The Supreme Court confirmed the conviction and recalled that professional sports clubs are businesses to all intents and purposes, with an economic activity made up of trade and goods and services, with the possibility of using brands that enjoy full protection. Already with sentence 33900/2018, the judges of legitimacy had rejected the thesis of the Tribunal of Lodi that had excluded the crime for the sale of the seized shirts because they were so different from the original brands as to exclude the applicability of the criminal rules on counterfeiting.

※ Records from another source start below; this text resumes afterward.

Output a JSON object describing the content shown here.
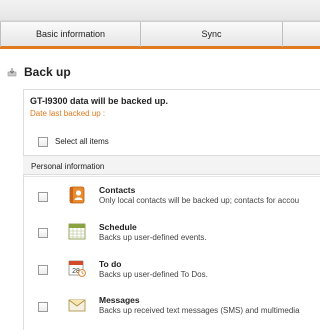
{
  "tabs": {
    "basic_information": "Basic information",
    "sync": "Sync"
  },
  "header": {
    "title": "Back up"
  },
  "panel": {
    "device_text": "GT-I9300 data will be backed up.",
    "date_text": "Date last backed up :",
    "select_all_label": "Select all items"
  },
  "section": {
    "label": "Personal information"
  },
  "items": [
    {
      "name": "Contacts",
      "description": "Only local contacts will be backed up; contacts for accou",
      "icon": "contacts-icon"
    },
    {
      "name": "Schedule",
      "description": "Backs up user-defined events.",
      "icon": "calendar-icon"
    },
    {
      "name": "To do",
      "description": "Backs up user-defined To Dos.",
      "icon": "todo-calendar-icon"
    },
    {
      "name": "Messages",
      "description": "Backs up received text messages (SMS) and multimedia",
      "icon": "envelope-icon"
    }
  ],
  "colors": {
    "accent": "#e07a1f"
  }
}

And in any case, in the Court's opinion, those brands were now to be considered "volgarized".

The judges of merit had annulled the seizure of 2,600 shirts of several clubs - including Roma, Juventus, Milan and Inter - arguing that the name of a football team could not be considered as a protected trade mark, because football teams would be born as non-profit associations and because the names of football teams, which often coincide with the names of the cities or regions in which they play, would not meet the requirements of originality and novelty indispensable for trade mark registration.

A conclusion that the Supreme Court dismantled on that occasion and on others. Active in counteracting the spread of fake clothing and gadgets is the Guardia di finanza, which also triggers seizures as part of the fight against counterfeiting. Everything is put under lock and key: from stickers, to jerseys, caps, socks, and even club funeral posters.